En 1961, después de haber trabajado como fotógrafo para Playboy y ya casado con June Brunell, Helmut Newton se instala en París, rue Aubriot para más detalles, y comienza a trabajar para revistas como Elle, Vogue, Marie-Claire, Nova… A partir de entonces, la pareja se mueve entre París, de donde “huye” en 1981, tras la llegada al Gobierno del socialista François Mitterrand (“en París llueve demasiado —ironizaba el artista—, sobre todo, granizadas de impuestos”), luego Mónaco y, finalmente, Los Ángeles, donde el fotógrafo muere en 2004 al impactar su auto, un Cadillac SRX, en uno de los muros del hotel Château Marmont, en Sunset Boulevard, de donde eran asiduos. Tenía entonces 83 años… En 1971 Helmut Newton se había salvado de una crisis cardiaca, pero esta vez su pierna derecha, como efecto del nuevo infarto, se había vuelto horriblemente rígida, por lo que el pedal del acelerador fue conducido a su límite y en tan solo pocos metros el Cadillac blanco adquirió velocidad de trueno. De ahí la muerte: por accidente, por corazón que estalla —poco importa eso a estas alturas—. “Los Estados Unidos me inspiran de un modo diferente, allí me siento como en un filme”, había confesado Newton a Frank Horvat en 1986.
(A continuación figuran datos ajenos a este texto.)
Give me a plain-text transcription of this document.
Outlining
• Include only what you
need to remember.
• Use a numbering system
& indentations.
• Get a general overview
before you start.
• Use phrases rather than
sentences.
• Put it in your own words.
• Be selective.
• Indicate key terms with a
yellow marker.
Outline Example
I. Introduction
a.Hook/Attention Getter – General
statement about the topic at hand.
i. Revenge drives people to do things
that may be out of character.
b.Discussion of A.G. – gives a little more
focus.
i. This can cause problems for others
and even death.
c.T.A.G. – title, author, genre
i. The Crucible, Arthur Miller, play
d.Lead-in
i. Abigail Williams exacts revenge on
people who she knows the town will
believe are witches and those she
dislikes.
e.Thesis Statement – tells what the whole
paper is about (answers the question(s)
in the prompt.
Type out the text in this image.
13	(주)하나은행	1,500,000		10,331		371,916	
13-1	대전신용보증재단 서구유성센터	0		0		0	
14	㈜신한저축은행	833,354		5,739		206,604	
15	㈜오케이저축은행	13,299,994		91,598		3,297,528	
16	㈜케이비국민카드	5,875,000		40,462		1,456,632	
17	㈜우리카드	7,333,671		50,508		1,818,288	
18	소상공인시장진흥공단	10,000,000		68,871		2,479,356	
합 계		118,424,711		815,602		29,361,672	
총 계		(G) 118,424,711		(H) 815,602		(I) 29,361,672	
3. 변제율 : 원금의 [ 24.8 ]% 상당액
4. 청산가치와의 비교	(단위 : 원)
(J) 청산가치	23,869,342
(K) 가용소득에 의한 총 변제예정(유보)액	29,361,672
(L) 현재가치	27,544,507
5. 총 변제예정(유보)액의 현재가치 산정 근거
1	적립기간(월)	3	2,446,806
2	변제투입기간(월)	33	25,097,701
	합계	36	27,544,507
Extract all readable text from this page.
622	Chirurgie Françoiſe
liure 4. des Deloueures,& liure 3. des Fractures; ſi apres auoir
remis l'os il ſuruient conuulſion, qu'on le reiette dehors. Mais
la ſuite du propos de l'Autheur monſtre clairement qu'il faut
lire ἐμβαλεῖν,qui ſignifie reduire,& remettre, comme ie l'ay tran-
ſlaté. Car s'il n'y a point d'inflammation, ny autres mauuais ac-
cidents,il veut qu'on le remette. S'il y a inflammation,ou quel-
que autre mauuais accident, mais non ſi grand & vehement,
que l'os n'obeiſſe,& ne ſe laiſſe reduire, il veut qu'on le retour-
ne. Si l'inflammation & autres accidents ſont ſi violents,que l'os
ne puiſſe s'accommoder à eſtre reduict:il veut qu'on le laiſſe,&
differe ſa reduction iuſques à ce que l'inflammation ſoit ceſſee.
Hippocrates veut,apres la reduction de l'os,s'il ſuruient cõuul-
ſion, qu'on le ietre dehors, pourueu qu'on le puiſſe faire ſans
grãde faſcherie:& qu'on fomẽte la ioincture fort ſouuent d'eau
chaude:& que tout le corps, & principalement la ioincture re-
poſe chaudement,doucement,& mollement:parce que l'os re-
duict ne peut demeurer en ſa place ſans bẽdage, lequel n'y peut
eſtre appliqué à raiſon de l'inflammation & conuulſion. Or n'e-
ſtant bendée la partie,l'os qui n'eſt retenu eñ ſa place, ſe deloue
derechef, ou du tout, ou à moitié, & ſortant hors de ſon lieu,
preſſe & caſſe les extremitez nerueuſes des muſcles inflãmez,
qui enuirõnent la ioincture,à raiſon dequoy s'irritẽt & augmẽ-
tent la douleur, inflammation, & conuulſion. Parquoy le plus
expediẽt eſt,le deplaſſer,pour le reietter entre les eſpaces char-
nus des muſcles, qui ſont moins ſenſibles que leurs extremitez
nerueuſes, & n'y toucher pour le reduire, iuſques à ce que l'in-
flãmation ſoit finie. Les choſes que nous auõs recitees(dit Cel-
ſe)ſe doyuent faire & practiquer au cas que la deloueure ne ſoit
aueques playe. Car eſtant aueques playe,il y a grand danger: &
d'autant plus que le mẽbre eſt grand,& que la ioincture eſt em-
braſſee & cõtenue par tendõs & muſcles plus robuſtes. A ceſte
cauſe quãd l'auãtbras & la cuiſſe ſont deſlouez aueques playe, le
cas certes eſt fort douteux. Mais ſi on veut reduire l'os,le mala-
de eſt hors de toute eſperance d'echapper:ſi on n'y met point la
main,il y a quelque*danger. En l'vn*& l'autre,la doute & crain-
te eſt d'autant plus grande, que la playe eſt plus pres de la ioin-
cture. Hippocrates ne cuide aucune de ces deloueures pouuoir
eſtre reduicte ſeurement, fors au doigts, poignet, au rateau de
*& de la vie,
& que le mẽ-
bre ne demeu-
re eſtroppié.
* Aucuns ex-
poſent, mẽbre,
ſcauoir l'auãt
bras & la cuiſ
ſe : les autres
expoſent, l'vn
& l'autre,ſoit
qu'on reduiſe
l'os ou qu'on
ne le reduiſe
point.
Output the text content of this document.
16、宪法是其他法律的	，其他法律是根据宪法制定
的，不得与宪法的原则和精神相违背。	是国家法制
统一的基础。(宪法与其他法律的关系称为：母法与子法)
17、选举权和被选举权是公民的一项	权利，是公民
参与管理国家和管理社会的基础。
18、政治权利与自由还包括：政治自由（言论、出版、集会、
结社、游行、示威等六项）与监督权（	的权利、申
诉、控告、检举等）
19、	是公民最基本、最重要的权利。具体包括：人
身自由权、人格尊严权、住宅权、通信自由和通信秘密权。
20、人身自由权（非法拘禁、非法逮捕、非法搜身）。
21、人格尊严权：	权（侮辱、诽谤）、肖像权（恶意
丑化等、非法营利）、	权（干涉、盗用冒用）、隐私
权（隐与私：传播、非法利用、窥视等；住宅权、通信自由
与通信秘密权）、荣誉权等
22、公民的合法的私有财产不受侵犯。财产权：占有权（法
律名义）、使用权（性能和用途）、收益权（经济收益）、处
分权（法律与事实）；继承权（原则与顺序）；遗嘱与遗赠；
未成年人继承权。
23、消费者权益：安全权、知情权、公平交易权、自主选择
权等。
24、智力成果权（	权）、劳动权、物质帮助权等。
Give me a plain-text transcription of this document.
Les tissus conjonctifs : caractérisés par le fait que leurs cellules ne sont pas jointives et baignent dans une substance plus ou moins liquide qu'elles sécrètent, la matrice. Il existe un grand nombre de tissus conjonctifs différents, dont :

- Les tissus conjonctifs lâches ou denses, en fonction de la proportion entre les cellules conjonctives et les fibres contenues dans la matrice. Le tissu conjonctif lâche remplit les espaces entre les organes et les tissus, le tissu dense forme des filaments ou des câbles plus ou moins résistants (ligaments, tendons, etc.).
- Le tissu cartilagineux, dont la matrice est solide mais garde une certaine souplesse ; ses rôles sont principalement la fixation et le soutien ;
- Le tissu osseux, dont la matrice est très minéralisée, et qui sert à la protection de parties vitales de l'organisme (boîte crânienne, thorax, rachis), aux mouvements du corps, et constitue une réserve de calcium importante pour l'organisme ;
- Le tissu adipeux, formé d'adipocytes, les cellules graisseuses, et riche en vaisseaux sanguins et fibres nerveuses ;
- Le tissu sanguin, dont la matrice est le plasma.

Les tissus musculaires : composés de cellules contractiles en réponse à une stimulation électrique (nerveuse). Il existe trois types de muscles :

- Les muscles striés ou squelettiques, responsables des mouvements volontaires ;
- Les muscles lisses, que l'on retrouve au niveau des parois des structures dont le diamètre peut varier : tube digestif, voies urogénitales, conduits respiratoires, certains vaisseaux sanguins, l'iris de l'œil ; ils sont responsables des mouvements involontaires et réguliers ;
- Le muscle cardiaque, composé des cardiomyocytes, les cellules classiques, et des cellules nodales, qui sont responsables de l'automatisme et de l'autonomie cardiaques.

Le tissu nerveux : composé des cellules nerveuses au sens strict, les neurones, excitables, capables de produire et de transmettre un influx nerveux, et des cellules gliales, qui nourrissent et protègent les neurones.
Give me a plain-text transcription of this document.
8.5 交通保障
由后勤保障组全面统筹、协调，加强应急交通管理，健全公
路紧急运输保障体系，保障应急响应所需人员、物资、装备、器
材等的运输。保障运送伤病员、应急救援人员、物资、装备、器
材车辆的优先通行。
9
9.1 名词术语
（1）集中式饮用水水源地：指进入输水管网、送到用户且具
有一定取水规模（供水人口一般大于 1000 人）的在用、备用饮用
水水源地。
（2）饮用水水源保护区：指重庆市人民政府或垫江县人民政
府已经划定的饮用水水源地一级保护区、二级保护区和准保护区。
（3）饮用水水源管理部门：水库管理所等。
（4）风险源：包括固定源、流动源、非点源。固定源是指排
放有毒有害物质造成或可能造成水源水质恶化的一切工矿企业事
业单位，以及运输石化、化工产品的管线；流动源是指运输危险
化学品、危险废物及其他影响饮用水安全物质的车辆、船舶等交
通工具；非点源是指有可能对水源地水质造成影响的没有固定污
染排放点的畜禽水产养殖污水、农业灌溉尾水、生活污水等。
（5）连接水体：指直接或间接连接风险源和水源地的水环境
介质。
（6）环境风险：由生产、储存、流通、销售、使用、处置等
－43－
Helmut Newton fue siempre un fotógrafo sulfuroso y sulfurante. Sus entornos y sus tics fueron el lujo, el dinero, la moda, el poder… y dentro de estos, las individualidades, casi siempre mujeres hermosísimas, algunos pocos hombres, algunos maniquíes de establecimientos de ropas en posiciones provocadoras… y casi nada del resto; un fotógrafo de la jet set, un escenógrafo con tan solo dos o tres recursos, un espacio, alguna indumentaria, un mínimo de utensilios, en busca siempre de una mirada determinante, pues eso sí que no escasea en su fotos: miradas certeras.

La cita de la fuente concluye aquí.